Mollie Matteson, Center for Biological Diversity, (802) 434-2388, mmatteson@biologicaldiversity.org
Jim Northup, Forest Watch, (802) 453-4063, jnorthup@forestwatch.org

Vermont-based Forest Watch Joins Center for Biological Diversity to
Advocate for Northeast Public Lands and Species
 

RICHMOND, Vt.— National nonprofit the Center for Biological Diversity and Forest Watch, a group based in Richmond, Vermont, today announced their union to enhance the protection and restoration of the Northeast’s public lands, wildlife habitat, and imperiled species.

Forest Watch, which was founded in 1994 as a watchdog of the Green Mountain National Forest, will henceforth be known as the Northeast office of the Center for Biological Diversity. The Northeast office will focus on federal forest lands and wilderness, and will advocate for greater protection of national wildlife refuges, state lands, and other critical wildlife habitats, as well as stronger conservation measures for the region’s declining plant and animal species.

“As a whole, the northeast United States is one of the most densely populated regions on Earth, and yet we have here one of the best opportunities to figure out how humans can live respectfully and harmoniously alongside nature and thriving wild places,” said Mollie Matteson, former deputy director of Forest Watch and now the Center’s Northeast public lands advocate. “The story of this region is one of ecological upheaval and loss, followed by the dramatic recovery of much of our forests and native wildlife since the early 20th century. The first half of that story is playing out all over the world today, and we can show that it is possible to turn those losses around — to restore wild nature, not just destroy it.

“However,” continued Matteson, “our gains have only been partial. With the ongoing threats of air and water pollution, development and habitat fragmentation, invasive species, and of course the looming specter of climate change, we are likely to fall far short of realizing this region’s potential to return to ecological health. In fact, without dramatic, pro-active efforts, we are going to see our ecosystems unraveling and the increasing loss of species — both those already rare and species we now take for granted.”

The Center for Biological Diversity was founded in 1989 by a group of biologists in the American Southwest concerned about the impacts of Forest Service logging on old growth-dependent wildlife. The Center, now with a membership of more than 40,000 nationwide, has gone on to advocate for endangered species and habitats throughout the West, across the country, and even throughout the world. The addition of the new Vermont office, represents the realization of a long-standing aspiration of the Center’s founders — particularly current policy director Peter Galvin, who still has strong connections to that part of the world.
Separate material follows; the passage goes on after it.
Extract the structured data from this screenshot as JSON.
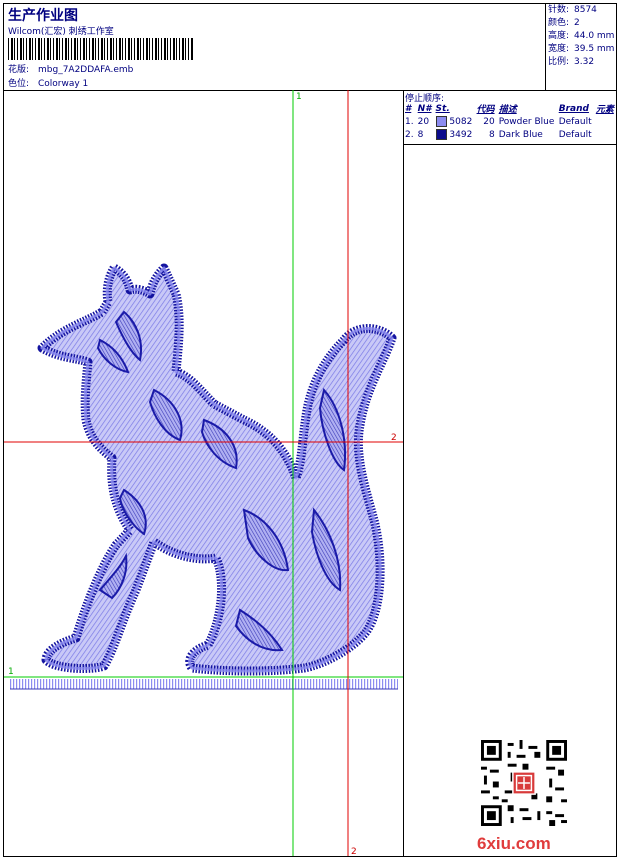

“The Center has wanted to open up an office in the Northeast for many years,” said Galvin, who grew up in Massachusetts, attended Norwich University, and co-founded the Center. “But we didn’t have the right set of circumstances until now. When Forest Watch approached us last summer with an offer to pass along their organizational resources in exchange for carrying on the good work they’ve been doing for the last decade, it seemed like a win-win strategy for both groups.”
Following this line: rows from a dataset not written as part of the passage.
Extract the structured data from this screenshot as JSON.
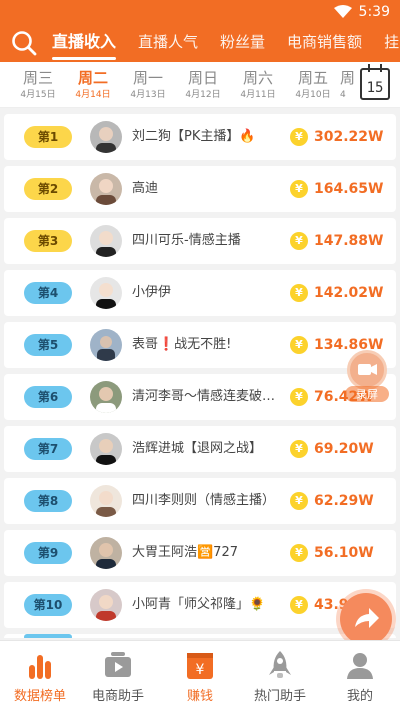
{
  "status_bar": {
    "time": "5:39"
  },
  "top_tabs": [
    {
      "label": "直播收入",
      "active": true
    },
    {
      "label": "直播人气",
      "active": false
    },
    {
      "label": "粉丝量",
      "active": false
    },
    {
      "label": "电商销售额",
      "active": false
    },
    {
      "label": "挂",
      "active": false
    }
  ],
  "days": [
    {
      "name": "周三",
      "date": "4月15日",
      "active": false
    },
    {
      "name": "周二",
      "date": "4月14日",
      "active": true
    },
    {
      "name": "周一",
      "date": "4月13日",
      "active": false
    },
    {
      "name": "周日",
      "date": "4月12日",
      "active": false
    },
    {
      "name": "周六",
      "date": "4月11日",
      "active": false
    },
    {
      "name": "周五",
      "date": "4月10日",
      "active": false
    },
    {
      "name": "周",
      "date": "4",
      "active": false
    }
  ],
  "calendar": {
    "day": "15"
  },
  "ranking": [
    {
      "rank": "第1",
      "name": "刘二狗【PK主播】🔥",
      "amount": "302.22W"
    },
    {
      "rank": "第2",
      "name": "高迪",
      "amount": "164.65W"
    },
    {
      "rank": "第3",
      "name": "四川可乐-情感主播",
      "amount": "147.88W"
    },
    {
      "rank": "第4",
      "name": "小伊伊",
      "amount": "142.02W"
    },
    {
      "rank": "第5",
      "name": "表哥❗战无不胜!",
      "amount": "134.86W"
    },
    {
      "rank": "第6",
      "name": "清河李哥～情感连麦破…",
      "amount": "76.42W"
    },
    {
      "rank": "第7",
      "name": "浩辉进城【退网之战】",
      "amount": "69.20W"
    },
    {
      "rank": "第8",
      "name": "四川李则则（情感主播）",
      "amount": "62.29W"
    },
    {
      "rank": "第9",
      "name": "大胃王阿浩🈺727",
      "amount": "56.10W"
    },
    {
      "rank": "第10",
      "name": "小阿青「师父祁隆」🌻",
      "amount": "43.93W"
    }
  ],
  "coin_symbol": "¥",
  "record_label": "录屏",
  "bottom_nav": [
    {
      "label": "数据榜单",
      "icon": "bar-chart-icon",
      "active": true
    },
    {
      "label": "电商助手",
      "icon": "video-icon",
      "active": false
    },
    {
      "label": "赚钱",
      "icon": "money-icon",
      "active": false
    },
    {
      "label": "热门助手",
      "icon": "rocket-icon",
      "active": false
    },
    {
      "label": "我的",
      "icon": "user-icon",
      "active": false
    }
  ],
  "colors": {
    "accent": "#f26d24",
    "gold": "#fcd64a",
    "blue": "#6cc6ee"
  }
}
At the top of the Center’s list of priorities for the next couple of years is the future management of Vermont’s Nulhegan Basin, a division of the Northeast Kingdom’s Silvio O. Conte National Fish and Wildlife Refuge, which is currently developing its first-ever comprehensive conservation plan. The Center also intends to focus on environmentally damaging off-road motorized recreation on Northeast public lands, the protection of national forest roadless areas, and more effective conservation measures for imperiled plant and animal species.

Former Forest Watch executive director Jim Northup said: “Forest Watch led the way on wilderness, reforming Forest Service land management, and challenging the invasion of destructive and illegal all-terrain vehicles on our public lands. It was good work, and also grueling at times. I’m looking forward to being part of a positive, collaborative vision for ecological restoration in this region, and the Center will certainly help to implement that vision.”